As Esper writes, “At Maduro’s direction, Saab was reportedly on special assignment to negotiate a deal with Iran for Venezuela to receive more fuel, food, and medical supplies. Saab was Maduro’s long standing point man when it came to crafting the economic deals and other transactions that were keeping the regime afloat.” Esper’s recognition that Alex Saab was “on special assignment” and negotiated economic deals for Venezuela is a tacit recognition of Saab’s diplomatic status.
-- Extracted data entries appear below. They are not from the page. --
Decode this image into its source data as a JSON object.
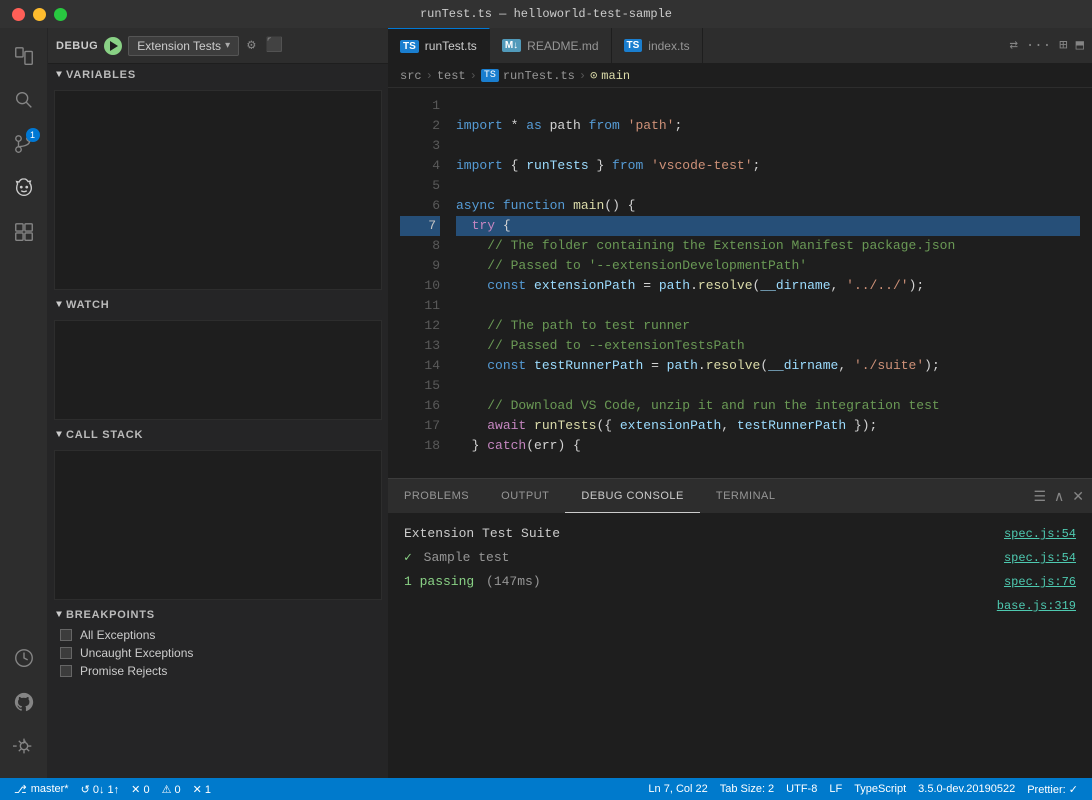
{
  "titleBar": {
    "title": "runTest.ts — helloworld-test-sample"
  },
  "debugToolbar": {
    "label": "DEBUG",
    "config": "Extension Tests",
    "configArrow": "▾"
  },
  "sidebar": {
    "sections": {
      "variables": "VARIABLES",
      "watch": "WATCH",
      "callStack": "CALL STACK",
      "breakpoints": "BREAKPOINTS"
    },
    "breakpoints": [
      "All Exceptions",
      "Uncaught Exceptions",
      "Promise Rejects"
    ]
  },
  "tabs": [
    {
      "label": "runTest.ts",
      "type": "ts",
      "active": true
    },
    {
      "label": "README.md",
      "type": "md",
      "active": false
    },
    {
      "label": "index.ts",
      "type": "ts",
      "active": false
    }
  ],
  "breadcrumb": {
    "src": "src",
    "test": "test",
    "file": "runTest.ts",
    "func": "main"
  },
  "code": [
    {
      "ln": "1",
      "content": ""
    },
    {
      "ln": "2",
      "tokens": [
        {
          "t": "kw",
          "v": "import"
        },
        {
          "t": "punc",
          "v": " * "
        },
        {
          "t": "kw",
          "v": "as"
        },
        {
          "t": "punc",
          "v": " path "
        },
        {
          "t": "kw",
          "v": "from"
        },
        {
          "t": "str",
          "v": " 'path'"
        },
        {
          "t": "punc",
          "v": ";"
        }
      ]
    },
    {
      "ln": "3",
      "content": ""
    },
    {
      "ln": "4",
      "tokens": [
        {
          "t": "kw",
          "v": "import"
        },
        {
          "t": "punc",
          "v": " { "
        },
        {
          "t": "var",
          "v": "runTests"
        },
        {
          "t": "punc",
          "v": " } "
        },
        {
          "t": "kw",
          "v": "from"
        },
        {
          "t": "str",
          "v": " 'vscode-test'"
        },
        {
          "t": "punc",
          "v": ";"
        }
      ]
    },
    {
      "ln": "5",
      "content": ""
    },
    {
      "ln": "6",
      "tokens": [
        {
          "t": "kw",
          "v": "async"
        },
        {
          "t": "punc",
          "v": " "
        },
        {
          "t": "kw",
          "v": "function"
        },
        {
          "t": "punc",
          "v": " "
        },
        {
          "t": "fn",
          "v": "main"
        },
        {
          "t": "punc",
          "v": "() {"
        }
      ]
    },
    {
      "ln": "7",
      "tokens": [
        {
          "t": "punc",
          "v": "  "
        },
        {
          "t": "kw2",
          "v": "try"
        },
        {
          "t": "punc",
          "v": " {"
        }
      ]
    },
    {
      "ln": "8",
      "tokens": [
        {
          "t": "cmt",
          "v": "    // The folder containing the Extension Manifest package.json"
        }
      ]
    },
    {
      "ln": "9",
      "tokens": [
        {
          "t": "cmt",
          "v": "    // Passed to '--extensionDevelopmentPath'"
        }
      ]
    },
    {
      "ln": "10",
      "tokens": [
        {
          "t": "punc",
          "v": "    "
        },
        {
          "t": "kw",
          "v": "const"
        },
        {
          "t": "punc",
          "v": " "
        },
        {
          "t": "var",
          "v": "extensionPath"
        },
        {
          "t": "punc",
          "v": " = "
        },
        {
          "t": "var",
          "v": "path"
        },
        {
          "t": "punc",
          "v": "."
        },
        {
          "t": "fn",
          "v": "resolve"
        },
        {
          "t": "punc",
          "v": "("
        },
        {
          "t": "var",
          "v": "__dirname"
        },
        {
          "t": "str",
          "v": ", '../../'"
        },
        {
          "t": "punc",
          "v": ");"
        }
      ]
    },
    {
      "ln": "11",
      "content": ""
    },
    {
      "ln": "12",
      "tokens": [
        {
          "t": "cmt",
          "v": "    // The path to test runner"
        }
      ]
    },
    {
      "ln": "13",
      "tokens": [
        {
          "t": "cmt",
          "v": "    // Passed to --extensionTestsPath"
        }
      ]
    },
    {
      "ln": "14",
      "tokens": [
        {
          "t": "punc",
          "v": "    "
        },
        {
          "t": "kw",
          "v": "const"
        },
        {
          "t": "punc",
          "v": " "
        },
        {
          "t": "var",
          "v": "testRunnerPath"
        },
        {
          "t": "punc",
          "v": " = "
        },
        {
          "t": "var",
          "v": "path"
        },
        {
          "t": "punc",
          "v": "."
        },
        {
          "t": "fn",
          "v": "resolve"
        },
        {
          "t": "punc",
          "v": "("
        },
        {
          "t": "var",
          "v": "__dirname"
        },
        {
          "t": "str",
          "v": ", './suite'"
        },
        {
          "t": "punc",
          "v": ");"
        }
      ]
    },
    {
      "ln": "15",
      "content": ""
    },
    {
      "ln": "16",
      "tokens": [
        {
          "t": "cmt",
          "v": "    // Download VS Code, unzip it and run the integration test"
        }
      ]
    },
    {
      "ln": "17",
      "tokens": [
        {
          "t": "punc",
          "v": "    "
        },
        {
          "t": "kw2",
          "v": "await"
        },
        {
          "t": "punc",
          "v": " "
        },
        {
          "t": "fn",
          "v": "runTests"
        },
        {
          "t": "punc",
          "v": "({ "
        },
        {
          "t": "var",
          "v": "extensionPath"
        },
        {
          "t": "punc",
          "v": ", "
        },
        {
          "t": "var",
          "v": "testRunnerPath"
        },
        {
          "t": "punc",
          "v": " });"
        }
      ]
    },
    {
      "ln": "18",
      "tokens": [
        {
          "t": "punc",
          "v": "  } "
        },
        {
          "t": "kw2",
          "v": "catch"
        },
        {
          "t": "punc",
          "v": "(err) {"
        }
      ]
    }
  ],
  "panelTabs": [
    "PROBLEMS",
    "OUTPUT",
    "DEBUG CONSOLE",
    "TERMINAL"
  ],
  "activePanelTab": "DEBUG CONSOLE",
  "debugConsole": {
    "suiteName": "Extension Test Suite",
    "checkMark": "✓",
    "testName": "Sample test",
    "passingText": "1 passing",
    "timeText": "(147ms)",
    "refs": {
      "ref1": "spec.js:54",
      "ref2": "spec.js:54",
      "ref3": "spec.js:76",
      "ref4": "base.js:319"
    }
  },
  "statusBar": {
    "branch": "master*",
    "sync": "↺ 0↓ 1↑",
    "errors": "✕ 0",
    "warnings": "⚠ 0",
    "infos": "✕ 1",
    "position": "Ln 7, Col 22",
    "tabSize": "Tab Size: 2",
    "encoding": "UTF-8",
    "lineEnding": "LF",
    "language": "TypeScript",
    "version": "3.5.0-dev.20190522",
    "prettier": "Prettier: ✓"
  },
  "activityIcons": {
    "explorer": "⬜",
    "search": "🔍",
    "sourceControl": "⑂",
    "debug": "🐛",
    "extensions": "⊞",
    "history": "🕐",
    "github": "⊙"
  }
}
Moreover, it is highly unlikely that Esper was unaware of documentation from both Iranian and Venezuelan authorities that verifies Saab’s special envoy status at the time of his apprehension in Cape Verde.
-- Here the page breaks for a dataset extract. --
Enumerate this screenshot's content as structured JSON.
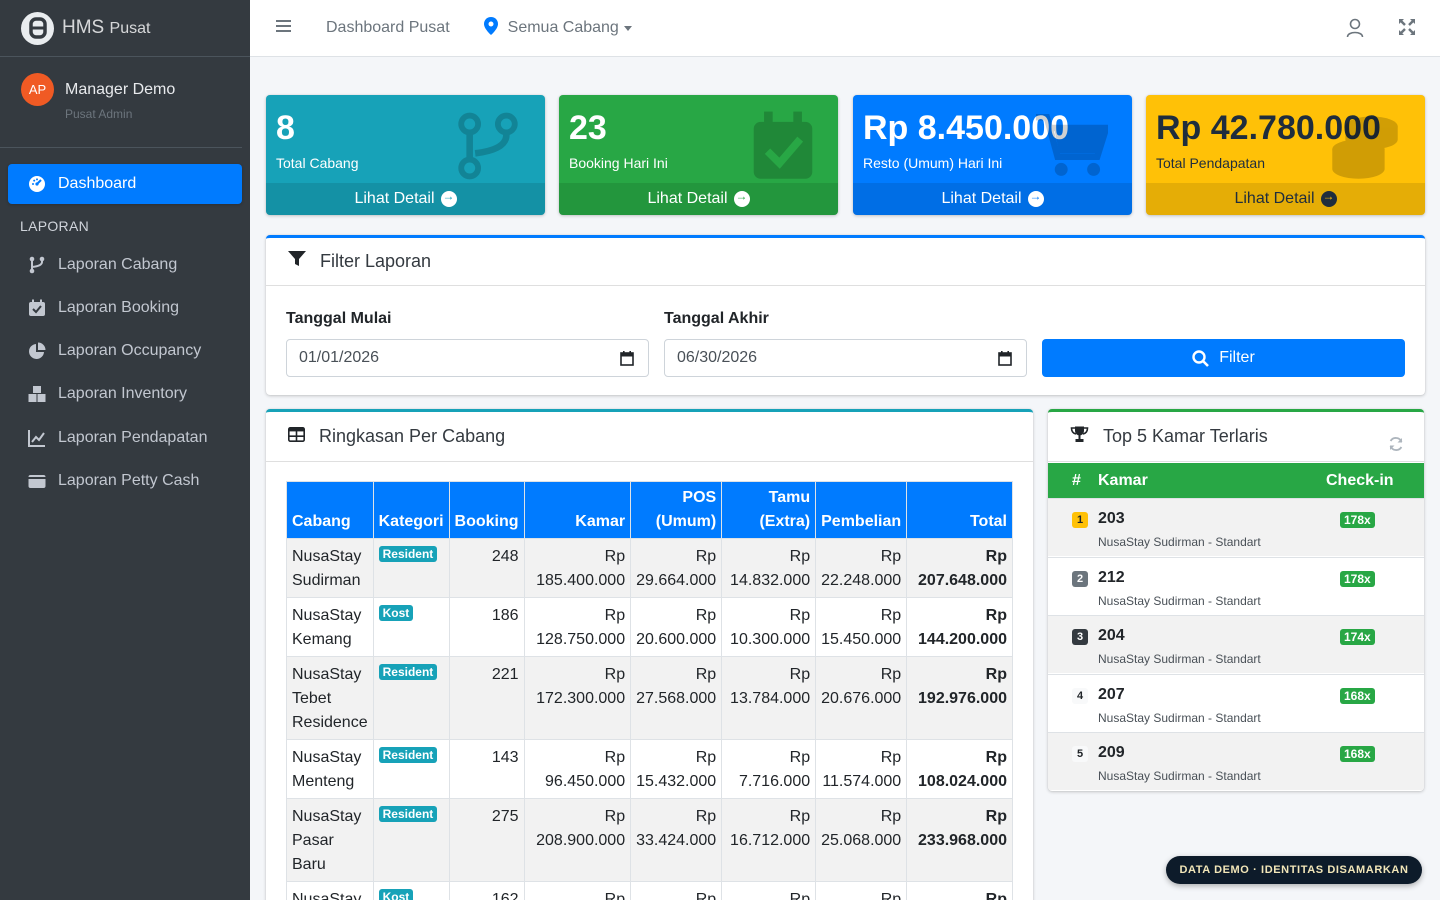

The inconvenient fact is that Saab was a Venezuelan diplomat, and had been for some time, when his plane was forced to land in Cape Verde, as opposed to in Senegal or Morocco which the US prevailed upon not to allow Saab’s plane to land and refuel, and he was arrested by Cape Verde authorities. Saab was therefore entitled to diplomatic immunity as provided for by the Vienna Convention on Diplomatic Relations of 1961, and his arrest and continued detention to this day, in spite of this immunity, was and continues to be illegal under international law. So painfully aware of the illegality of their actions, and the dangers this of course may pose for Washington’s own diplomats if they were treated in the same fashion, that, as Esper makes clear, “the officials at State, Justice and the NSC [National Security Council] who were working on this case” were filled with trepidation (though Esper himself had no such qualms).